Training Bayesian Inference & Statistical Modeling Bayesian Model Comparison & Decision Theory
7 / 7

Bayesian Model Comparison & Decision Theory

35 min Bayesian Inference & Statistical Modeling

Bayesian Model Comparison & Decision Theory

Bayesian model comparison uses the marginal likelihood (evidence) to weight competing models, automatically penalizing complexity via Occam's razor. Bayesian decision theory provides a coherent framework for choosing actions that minimize expected posterior loss, unifying estimation, hypothesis testing, and prediction into a single framework grounded in probability calculus.
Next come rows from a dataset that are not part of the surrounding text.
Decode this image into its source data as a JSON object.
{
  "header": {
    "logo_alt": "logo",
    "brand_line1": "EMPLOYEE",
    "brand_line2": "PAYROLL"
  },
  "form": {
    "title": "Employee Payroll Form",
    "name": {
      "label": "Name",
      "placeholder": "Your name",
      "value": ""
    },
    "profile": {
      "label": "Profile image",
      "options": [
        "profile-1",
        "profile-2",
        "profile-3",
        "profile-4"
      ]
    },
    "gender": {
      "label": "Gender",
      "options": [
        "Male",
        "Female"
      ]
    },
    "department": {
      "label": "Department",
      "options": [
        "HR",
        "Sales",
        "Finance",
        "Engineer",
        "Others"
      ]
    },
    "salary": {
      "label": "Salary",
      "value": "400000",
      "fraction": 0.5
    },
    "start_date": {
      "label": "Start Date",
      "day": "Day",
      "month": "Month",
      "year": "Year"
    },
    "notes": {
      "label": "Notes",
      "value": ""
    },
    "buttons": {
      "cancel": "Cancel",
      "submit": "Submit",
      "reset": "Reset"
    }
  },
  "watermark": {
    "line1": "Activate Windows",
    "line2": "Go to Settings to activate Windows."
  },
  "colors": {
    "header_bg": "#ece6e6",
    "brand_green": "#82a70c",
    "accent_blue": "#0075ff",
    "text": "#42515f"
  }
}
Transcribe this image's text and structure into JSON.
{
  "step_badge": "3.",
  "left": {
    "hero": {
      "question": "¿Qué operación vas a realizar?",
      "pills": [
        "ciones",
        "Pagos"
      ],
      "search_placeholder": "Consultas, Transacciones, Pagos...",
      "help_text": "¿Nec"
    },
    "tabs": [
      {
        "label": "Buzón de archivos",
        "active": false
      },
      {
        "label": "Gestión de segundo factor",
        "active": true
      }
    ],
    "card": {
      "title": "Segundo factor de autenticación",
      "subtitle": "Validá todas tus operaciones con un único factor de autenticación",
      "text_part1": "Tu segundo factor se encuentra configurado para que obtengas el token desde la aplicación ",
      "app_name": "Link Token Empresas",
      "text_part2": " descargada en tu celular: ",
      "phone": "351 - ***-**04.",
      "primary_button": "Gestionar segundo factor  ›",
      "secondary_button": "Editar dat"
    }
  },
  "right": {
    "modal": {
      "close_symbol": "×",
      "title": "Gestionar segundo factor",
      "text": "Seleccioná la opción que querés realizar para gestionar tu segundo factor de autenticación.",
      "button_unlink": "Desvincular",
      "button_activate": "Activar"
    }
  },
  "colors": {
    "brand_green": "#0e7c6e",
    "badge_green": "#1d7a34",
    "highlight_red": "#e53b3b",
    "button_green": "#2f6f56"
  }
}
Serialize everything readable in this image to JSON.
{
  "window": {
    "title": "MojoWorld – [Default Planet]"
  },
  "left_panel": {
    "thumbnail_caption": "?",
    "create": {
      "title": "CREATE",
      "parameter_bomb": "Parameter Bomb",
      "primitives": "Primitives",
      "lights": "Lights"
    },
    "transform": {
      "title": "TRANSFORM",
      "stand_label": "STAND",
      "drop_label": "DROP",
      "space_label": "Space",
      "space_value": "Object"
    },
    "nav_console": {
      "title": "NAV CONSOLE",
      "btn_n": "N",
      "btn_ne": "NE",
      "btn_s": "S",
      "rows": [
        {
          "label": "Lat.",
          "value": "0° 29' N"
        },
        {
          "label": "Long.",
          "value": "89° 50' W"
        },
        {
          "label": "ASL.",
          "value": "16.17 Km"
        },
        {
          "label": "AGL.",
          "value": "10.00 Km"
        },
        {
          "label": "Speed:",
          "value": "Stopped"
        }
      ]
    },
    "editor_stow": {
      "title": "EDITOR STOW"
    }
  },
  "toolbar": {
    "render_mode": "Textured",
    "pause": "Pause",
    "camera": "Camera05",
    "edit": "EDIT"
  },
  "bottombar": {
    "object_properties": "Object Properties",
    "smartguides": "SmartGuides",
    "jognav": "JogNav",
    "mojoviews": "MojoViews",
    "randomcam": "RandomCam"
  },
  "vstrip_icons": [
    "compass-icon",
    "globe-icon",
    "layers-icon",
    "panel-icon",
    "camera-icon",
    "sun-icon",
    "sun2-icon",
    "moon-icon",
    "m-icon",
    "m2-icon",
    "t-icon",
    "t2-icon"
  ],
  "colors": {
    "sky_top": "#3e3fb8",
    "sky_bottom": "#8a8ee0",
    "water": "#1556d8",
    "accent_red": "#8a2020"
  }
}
Bayes Factor & Model Evidence

For models $M_1,M_2$ with priors $P(M_1),P(M_2)$: $$\text{BF}_{12}=\frac{p(\mathcal{D}\mid M_1)}{p(\mathcal{D}\mid M_2)}=\frac{\int p(\mathcal{D}\mid\theta_1,M_1)p(\theta_1\mid M_1)d\theta_1}{\int p(\mathcal{D}\mid\theta_2,M_2)p(\theta_2\mid M_2)d\theta_2}$$ Posterior odds $=$ BF $\times$ prior odds. Jeffreys' scale: $\log_{10}\text{BF}>2$ is decisive evidence for $M_1$. Unlike $p$-values, BFs can provide evidence for the null.

Bayesian Decision Theory

Given posterior $p(\theta\mid\mathcal{D})$ and loss function $L(\theta,a)$ for action $a\in\mathcal{A}$, the Bayes-optimal action minimizes posterior expected loss: $$a^*=\arg\min_{a\in\mathcal{A}}\mathbb{E}_{p(\theta\mid\mathcal{D})}[L(\theta,a)]$$ Under squared-error loss $L(\theta,a)=(\theta-a)^2$, $a^*=E[\theta\mid\mathcal{D}]$ (posterior mean). Under absolute-error loss, $a^*=\text{median}(p(\theta\mid\mathcal{D}))$. Under 0-1 loss, $a^*=\text{mode}(p(\theta\mid\mathcal{D}))$ (MAP).

Example 1: WAIC & LOO-CV

When model evidence is intractable, use information criteria. WAIC: $\widehat{\text{elpd}}_{\text{WAIC}}=\sum_i\log\bar p(y_i)-\sum_i\text{Var}_{\text{post}}(\log p(y_i\mid\theta))$. PSIS-LOO-CV uses Pareto-smoothed importance sampling weights to estimate leave-one-out predictive density, flagging influential observations via Pareto-$\hat k>0.7$.

Example 2: Posterior Predictive Checks

Generate replicated data $y^{rep}\sim p(y^{rep}\mid\mathcal{D})=\int p(y^{rep}\mid\theta)p(\theta\mid\mathcal{D})d\theta$. Compare test statistic $T(y^{rep})$ to observed $T(y)$ via Bayesian $p$-value: $p_B=P(T(y^{rep})\geq T(y)\mid\mathcal{D})$. Values near 0 or 1 indicate model misspecification. This is a self-consistency check, not a classical hypothesis test.

Practice

  1. Explain why the Bayes factor automatically penalizes model complexity (Occam's razor effect) even without an explicit complexity penalty term.
  2. Under asymmetric linear loss $L(\theta,a)=c_1( heta-a)^+\ +\ c_2(a-\theta)^+$, derive the Bayes-optimal action in terms of a posterior quantile.
Show Answer Key

1. The Bayes factor $B_{12}=\int P(D|\theta,M_1)\pi(\theta|M_1)d\theta\,/\,\int P(D|\theta,M_2)\pi(\theta|M_2)d\theta$. Complex models spread their prior over more parameter space, so the marginal likelihood (numerator/denominator) is diluted. Simpler models concentrate prior mass near the data, achieving higher marginal likelihood when data is simple — an automatic Occam's razor.

2. The Bayes-optimal action minimizes expected loss: $a^*=\arg\min_a E[L(\theta,a)|D]$. For asymmetric linear loss, $a^*$ is the $c_2/(c_1+c_2)$-quantile of the posterior distribution of $\theta$.